Based on that, we have also gone quite aggressively into research studies with the Marburg virus. Marburg structurally is identical to Ebola Zaire, just a little bit different in the untranslated reading frame before the major structural genes. So the viruses are very, very similar. Since we target our NeuGene drugs to the untranslated regions, our drug is in fact quite different for each virus. So we basically had the start over when we started with Marburg.

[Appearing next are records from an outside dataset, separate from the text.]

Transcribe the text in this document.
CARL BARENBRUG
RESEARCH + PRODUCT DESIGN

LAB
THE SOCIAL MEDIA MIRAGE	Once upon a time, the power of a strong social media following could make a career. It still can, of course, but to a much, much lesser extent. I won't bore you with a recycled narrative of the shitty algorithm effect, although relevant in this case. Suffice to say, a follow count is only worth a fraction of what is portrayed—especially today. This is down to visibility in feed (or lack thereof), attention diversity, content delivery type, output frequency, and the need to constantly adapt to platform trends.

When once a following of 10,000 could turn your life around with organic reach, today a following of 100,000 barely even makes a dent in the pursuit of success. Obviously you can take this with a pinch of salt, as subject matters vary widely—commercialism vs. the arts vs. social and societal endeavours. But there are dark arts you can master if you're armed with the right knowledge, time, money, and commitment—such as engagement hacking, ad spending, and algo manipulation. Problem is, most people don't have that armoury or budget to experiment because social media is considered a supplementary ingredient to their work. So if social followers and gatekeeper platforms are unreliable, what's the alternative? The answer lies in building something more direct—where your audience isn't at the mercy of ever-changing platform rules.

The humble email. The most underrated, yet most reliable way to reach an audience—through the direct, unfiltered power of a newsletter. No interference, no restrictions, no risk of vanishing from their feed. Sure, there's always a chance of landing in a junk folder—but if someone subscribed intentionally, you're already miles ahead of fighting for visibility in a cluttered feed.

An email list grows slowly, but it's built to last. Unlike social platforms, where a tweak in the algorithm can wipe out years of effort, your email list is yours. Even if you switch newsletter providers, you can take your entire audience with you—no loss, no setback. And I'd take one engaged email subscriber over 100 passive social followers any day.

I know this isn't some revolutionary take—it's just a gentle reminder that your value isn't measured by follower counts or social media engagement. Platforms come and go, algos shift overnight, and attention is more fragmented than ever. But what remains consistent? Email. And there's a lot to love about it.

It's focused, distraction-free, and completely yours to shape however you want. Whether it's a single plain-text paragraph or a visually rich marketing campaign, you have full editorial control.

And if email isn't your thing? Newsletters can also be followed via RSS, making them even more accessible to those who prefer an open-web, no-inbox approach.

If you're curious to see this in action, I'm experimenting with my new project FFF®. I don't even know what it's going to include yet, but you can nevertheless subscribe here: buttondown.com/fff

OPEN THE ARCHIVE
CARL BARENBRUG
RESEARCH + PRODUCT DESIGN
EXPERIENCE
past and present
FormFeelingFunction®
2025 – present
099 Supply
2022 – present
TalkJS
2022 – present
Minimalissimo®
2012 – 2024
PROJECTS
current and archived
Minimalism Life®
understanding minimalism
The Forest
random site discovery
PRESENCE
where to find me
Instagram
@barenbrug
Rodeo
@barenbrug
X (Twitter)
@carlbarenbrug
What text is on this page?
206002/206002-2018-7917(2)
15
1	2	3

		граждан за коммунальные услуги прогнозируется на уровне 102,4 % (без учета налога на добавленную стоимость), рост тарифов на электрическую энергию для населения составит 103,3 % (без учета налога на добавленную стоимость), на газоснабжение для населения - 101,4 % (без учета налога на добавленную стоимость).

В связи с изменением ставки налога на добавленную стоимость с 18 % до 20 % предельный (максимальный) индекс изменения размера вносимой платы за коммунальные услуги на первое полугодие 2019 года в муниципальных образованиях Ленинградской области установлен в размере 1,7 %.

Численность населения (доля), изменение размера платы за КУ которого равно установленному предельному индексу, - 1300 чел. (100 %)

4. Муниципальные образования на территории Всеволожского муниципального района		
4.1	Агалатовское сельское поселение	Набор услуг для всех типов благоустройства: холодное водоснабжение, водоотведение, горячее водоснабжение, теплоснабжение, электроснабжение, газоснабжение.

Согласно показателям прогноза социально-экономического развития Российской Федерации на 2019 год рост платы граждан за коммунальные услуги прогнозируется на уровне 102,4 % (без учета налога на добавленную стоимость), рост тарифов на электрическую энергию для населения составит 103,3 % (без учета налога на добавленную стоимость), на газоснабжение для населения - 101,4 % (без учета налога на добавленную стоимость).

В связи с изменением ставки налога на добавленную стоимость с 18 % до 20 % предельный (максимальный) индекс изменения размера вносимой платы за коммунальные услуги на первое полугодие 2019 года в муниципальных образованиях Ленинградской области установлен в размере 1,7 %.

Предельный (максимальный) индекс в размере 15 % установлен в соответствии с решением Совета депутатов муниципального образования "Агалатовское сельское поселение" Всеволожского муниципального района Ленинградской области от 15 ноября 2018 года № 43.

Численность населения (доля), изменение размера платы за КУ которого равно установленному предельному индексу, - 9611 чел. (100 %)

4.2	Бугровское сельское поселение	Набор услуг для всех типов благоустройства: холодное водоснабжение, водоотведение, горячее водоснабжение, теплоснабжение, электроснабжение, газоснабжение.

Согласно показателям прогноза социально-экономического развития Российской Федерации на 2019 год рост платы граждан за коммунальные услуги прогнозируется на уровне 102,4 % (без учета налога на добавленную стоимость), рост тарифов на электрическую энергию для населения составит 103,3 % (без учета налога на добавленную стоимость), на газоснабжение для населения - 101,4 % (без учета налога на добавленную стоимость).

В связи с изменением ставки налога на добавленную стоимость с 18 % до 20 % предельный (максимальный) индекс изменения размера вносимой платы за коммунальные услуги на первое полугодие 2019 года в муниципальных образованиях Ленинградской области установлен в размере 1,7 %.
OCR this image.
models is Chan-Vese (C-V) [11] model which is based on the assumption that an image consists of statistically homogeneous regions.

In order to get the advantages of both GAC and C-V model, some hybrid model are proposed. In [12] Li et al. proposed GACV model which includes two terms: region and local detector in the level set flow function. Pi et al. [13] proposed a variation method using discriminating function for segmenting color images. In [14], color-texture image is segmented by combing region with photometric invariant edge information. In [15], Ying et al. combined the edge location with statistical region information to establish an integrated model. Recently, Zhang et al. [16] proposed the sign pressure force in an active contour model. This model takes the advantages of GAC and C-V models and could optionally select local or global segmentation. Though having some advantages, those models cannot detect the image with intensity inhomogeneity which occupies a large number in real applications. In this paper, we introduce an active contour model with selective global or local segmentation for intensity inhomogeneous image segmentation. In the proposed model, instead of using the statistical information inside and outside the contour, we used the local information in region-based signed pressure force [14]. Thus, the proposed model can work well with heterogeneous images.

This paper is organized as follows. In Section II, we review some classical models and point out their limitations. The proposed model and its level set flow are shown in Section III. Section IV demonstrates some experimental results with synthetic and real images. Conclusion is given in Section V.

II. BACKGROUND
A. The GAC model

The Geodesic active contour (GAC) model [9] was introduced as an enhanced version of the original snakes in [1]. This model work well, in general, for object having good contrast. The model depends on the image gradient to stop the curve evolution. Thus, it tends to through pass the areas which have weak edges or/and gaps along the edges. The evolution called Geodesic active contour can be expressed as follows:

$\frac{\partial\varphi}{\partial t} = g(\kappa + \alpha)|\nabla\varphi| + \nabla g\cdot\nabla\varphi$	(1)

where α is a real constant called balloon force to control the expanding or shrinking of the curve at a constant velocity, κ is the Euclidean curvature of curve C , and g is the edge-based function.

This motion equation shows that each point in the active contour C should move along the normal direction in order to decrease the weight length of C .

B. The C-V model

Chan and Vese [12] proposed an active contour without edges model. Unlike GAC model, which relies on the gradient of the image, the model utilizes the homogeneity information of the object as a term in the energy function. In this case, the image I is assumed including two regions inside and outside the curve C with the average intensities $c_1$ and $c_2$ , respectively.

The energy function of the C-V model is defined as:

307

We had quite a series of reiterative experiments where we looked at survival data in the guinea pigs and then went back to the lab to modify and tweak the NeuGene drugs. We are at the point now where we believe we have achieved near 100% efficacy in the guinea pigs with a variety of different genes. So once again it has been a very successful program.

We will continue with both of those programs because we believe not only is this the potential drug for further development under the Bioshield program, but also it gives us tremendous insight into how to target and deliver drugs for very, very aggressive infectious diseases. And we have learned a lot that we have able to apply to our hepatitis C program just from the work that has gone on against these hemorrhagic aggressive viruses.

There are no further questions at this time. Are there any closing remarks?

I would just like to add that I thank you all for joining us on this call and reiterate my comment that I made at the beginning that we believe this is a key year for AVI because of the clinical programs that are now in hand. Thanks so much.

Ladies and gentlemen, that concludes your conference call for today. We thank you for your participation and ask that you please disconnect your lines.